Ollama, the open-source darling that lets you run large language models on your own hardware, has just closed a $65 million funding round. With nearly 9 million users, it's clear that the appetite for local AI is far from a niche hobby—it's a movement.

For those who've been living under a rock, Ollama simplifies the process of downloading and running models like Llama 3, Mistral, and Gemma on your own machine. No cloud credits, no data leaving your laptop. That alone makes it a privacy powerhouse in an era where every AI interaction is being harvested.

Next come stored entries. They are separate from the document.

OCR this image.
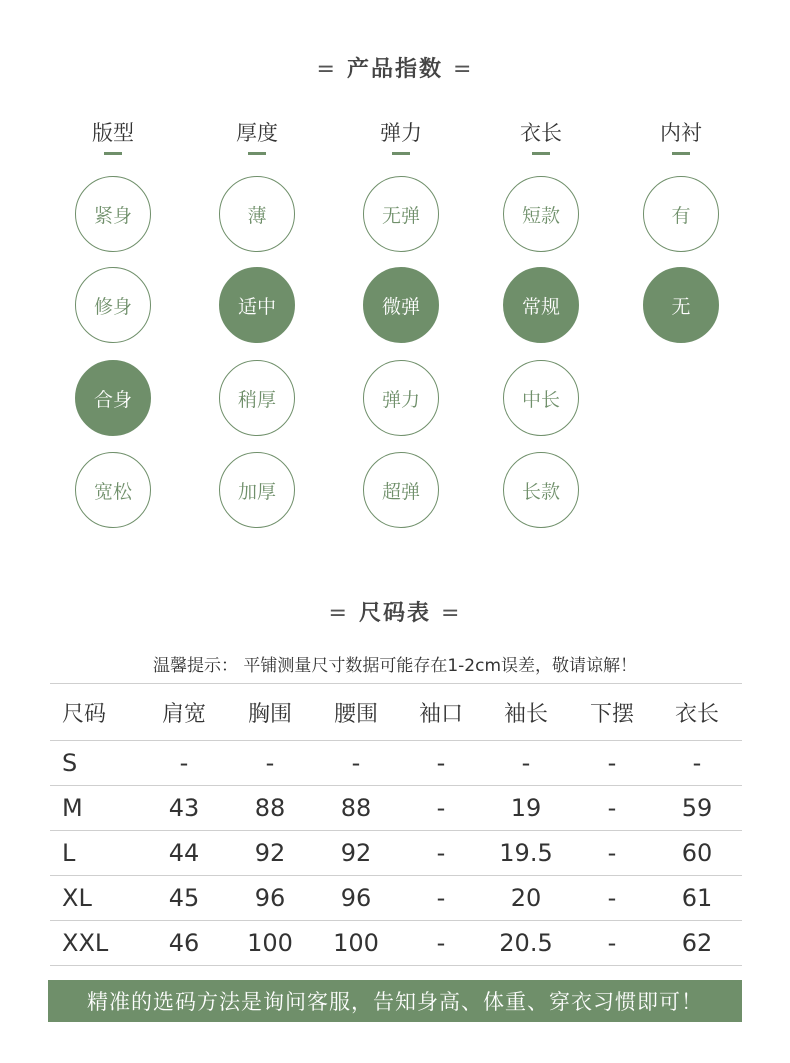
= 产品指数 =
版型
紧身
修身
合身
宽松
厚度
薄
适中
稍厚
加厚
弹力
无弹
微弹
弹力
超弹
衣长
短款
常规
中长
长款
内衬
有
无
= 尺码表 =
温馨提示： 平铺测量尺寸数据可能存在1-2cm误差，敬请谅解！
尺码	肩宽	胸围	腰围	袖口	袖长	下摆	衣长
S	-	-	-	-	-	-	-
M	43	88	88	-	19	-	59
L	44	92	92	-	19.5	-	60
XL	45	96	96	-	20	-	61
XXL	46	100	100	-	20.5	-	62
精准的选码方法是询问客服，告知身高、体重、穿衣习惯即可！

Why it matters: The $65M bet signals that venture capital sees a future where AI inference happens at the edge, not just in mega-datacenters. For developers, this means faster iteration, lower latency, and full control over their models. For everyone else, it's a step toward democratizing access to AI without relying on big tech's API pricing.

Ollama's growth from zero to 9M users in under two years isn't just hype. It's a reflection of a deeper frustration: cloud AI is expensive, opaque, and often changes terms on a whim. By putting models on your machine, Ollama gives developers sovereignty. And with this fresh capital, the team plans to invest in performance, model compatibility, and—yes—making it even easier for non-coders to run local AI.

The bottom line: Ollama isn't just a tool; it's the backbone of a decentralizing AI ecosystem. If you're not using it yet, you're leaving autonomy—and performance—on the table.

With this funding, Ollama will also likely face the classic open-source tension: how to monetize without alienating the community. But for now, the focus remains on growth. And with 9 million users and counting, they've proven that local AI is no longer a fringe idea. It's the future.